Wantsala echoed the advice of Anglican archbishop Kaziimba and said he always told people in doubt to leave the matter to God.
“Children are children, no matter how they come,” he said. “The child born at home is your child. Even in the African tradition, this was the case.”
Kutoi said men who request a DNA test without considering the consequences are wasting their time.
“For us, they knew that the child belonged to you,” he said, speaking of Africa’s traditional society.
Kutoi said disowning children was unheard of, although some men were known to take prudent measures such as offering the disputed son an inheritance of land far away from the ancestral settlement where the heir would settle.
Faith leaders counsel families
Other religious leaders held consultative meetings.
Andrew Mutengu, pastor of Word of Faith Ministries in Mbale, said paternity was a recurring theme in many disputes he mediated among 800 congregation members.
Last month, he helped a wealthy businessman’s wife take care of the teenage daughter of her ex-boyfriend, a local barber.
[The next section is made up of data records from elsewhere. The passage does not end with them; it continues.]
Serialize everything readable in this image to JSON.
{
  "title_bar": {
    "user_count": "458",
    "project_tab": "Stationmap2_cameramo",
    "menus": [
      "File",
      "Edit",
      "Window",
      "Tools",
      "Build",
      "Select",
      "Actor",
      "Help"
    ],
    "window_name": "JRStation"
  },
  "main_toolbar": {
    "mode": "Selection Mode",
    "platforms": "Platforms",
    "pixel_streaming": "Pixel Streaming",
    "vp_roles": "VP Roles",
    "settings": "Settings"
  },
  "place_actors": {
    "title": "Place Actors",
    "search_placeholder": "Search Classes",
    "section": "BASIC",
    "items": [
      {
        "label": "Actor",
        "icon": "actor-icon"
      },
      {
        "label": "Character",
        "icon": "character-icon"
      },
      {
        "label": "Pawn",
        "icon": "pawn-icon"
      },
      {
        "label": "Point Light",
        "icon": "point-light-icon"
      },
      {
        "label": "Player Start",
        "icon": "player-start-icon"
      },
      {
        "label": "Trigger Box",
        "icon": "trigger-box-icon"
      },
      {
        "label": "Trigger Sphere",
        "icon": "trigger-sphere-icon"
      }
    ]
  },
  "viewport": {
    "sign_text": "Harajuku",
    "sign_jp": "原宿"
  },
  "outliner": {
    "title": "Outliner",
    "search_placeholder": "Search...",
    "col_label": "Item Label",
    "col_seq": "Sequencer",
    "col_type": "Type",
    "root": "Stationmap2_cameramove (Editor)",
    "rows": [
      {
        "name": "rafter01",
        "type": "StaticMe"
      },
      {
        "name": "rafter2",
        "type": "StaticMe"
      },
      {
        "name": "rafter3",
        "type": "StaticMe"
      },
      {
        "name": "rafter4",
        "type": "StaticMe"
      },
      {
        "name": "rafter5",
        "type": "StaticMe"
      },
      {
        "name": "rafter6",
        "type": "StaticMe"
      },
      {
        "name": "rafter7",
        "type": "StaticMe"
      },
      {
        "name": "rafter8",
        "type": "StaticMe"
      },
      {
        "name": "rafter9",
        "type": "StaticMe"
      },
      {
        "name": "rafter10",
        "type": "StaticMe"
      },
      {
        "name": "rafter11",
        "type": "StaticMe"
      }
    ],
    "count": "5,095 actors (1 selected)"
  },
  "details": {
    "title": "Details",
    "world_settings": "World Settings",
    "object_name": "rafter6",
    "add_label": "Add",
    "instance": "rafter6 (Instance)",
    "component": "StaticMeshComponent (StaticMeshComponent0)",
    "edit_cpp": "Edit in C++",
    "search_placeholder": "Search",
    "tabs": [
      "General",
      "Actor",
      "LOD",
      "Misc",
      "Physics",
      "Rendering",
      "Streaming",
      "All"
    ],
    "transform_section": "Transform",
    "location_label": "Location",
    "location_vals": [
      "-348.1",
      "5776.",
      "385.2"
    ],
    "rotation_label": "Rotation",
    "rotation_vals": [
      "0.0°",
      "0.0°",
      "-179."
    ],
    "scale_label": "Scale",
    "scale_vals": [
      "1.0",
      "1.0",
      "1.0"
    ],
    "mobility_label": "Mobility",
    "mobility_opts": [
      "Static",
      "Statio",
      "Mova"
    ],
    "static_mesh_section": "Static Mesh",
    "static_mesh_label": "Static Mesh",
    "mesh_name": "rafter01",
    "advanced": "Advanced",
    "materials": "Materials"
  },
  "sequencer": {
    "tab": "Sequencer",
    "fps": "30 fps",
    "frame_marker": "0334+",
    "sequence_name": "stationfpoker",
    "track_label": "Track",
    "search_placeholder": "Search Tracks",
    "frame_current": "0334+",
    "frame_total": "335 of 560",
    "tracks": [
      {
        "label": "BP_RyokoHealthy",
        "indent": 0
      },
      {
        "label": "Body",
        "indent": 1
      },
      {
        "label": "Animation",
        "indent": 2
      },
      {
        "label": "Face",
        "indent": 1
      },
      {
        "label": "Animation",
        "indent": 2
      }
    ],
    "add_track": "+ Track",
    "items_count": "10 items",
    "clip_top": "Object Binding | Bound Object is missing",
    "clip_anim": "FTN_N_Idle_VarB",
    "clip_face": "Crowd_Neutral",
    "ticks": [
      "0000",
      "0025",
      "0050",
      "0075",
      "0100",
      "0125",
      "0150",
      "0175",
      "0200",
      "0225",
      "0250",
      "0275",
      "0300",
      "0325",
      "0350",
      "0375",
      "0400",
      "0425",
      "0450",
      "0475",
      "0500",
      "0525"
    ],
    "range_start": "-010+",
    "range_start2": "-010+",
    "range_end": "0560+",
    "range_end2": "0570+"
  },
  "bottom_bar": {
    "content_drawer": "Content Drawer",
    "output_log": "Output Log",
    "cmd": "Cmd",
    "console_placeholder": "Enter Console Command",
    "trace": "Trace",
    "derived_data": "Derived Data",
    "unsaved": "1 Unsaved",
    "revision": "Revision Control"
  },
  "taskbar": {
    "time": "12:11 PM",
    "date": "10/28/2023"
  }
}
After the woman confessed her infidelity, Mutengu summoned the barber, who agreed to stop publicizing his claim that it was in the child’s best interest.
“He walks around bragging, ‘I’m his father,'” he said of the barber. “It was actually causing problems because this woman was in the same house with another man who was known to be her husband.”
Mutengu said that regardless of objections from faith leaders, he believes more men in his community would seek DNA testing if it were cheaper.
Even Kutoi looked skeptical as his 29-year-old son crossed the compound at their home in Nabumali on a recent afternoon. The son is fair-skinned and taller than his father, who used the opportunity to joke.
“You saw that tall boy. He is my son,” he said. “When you looked at him, did he look like me?”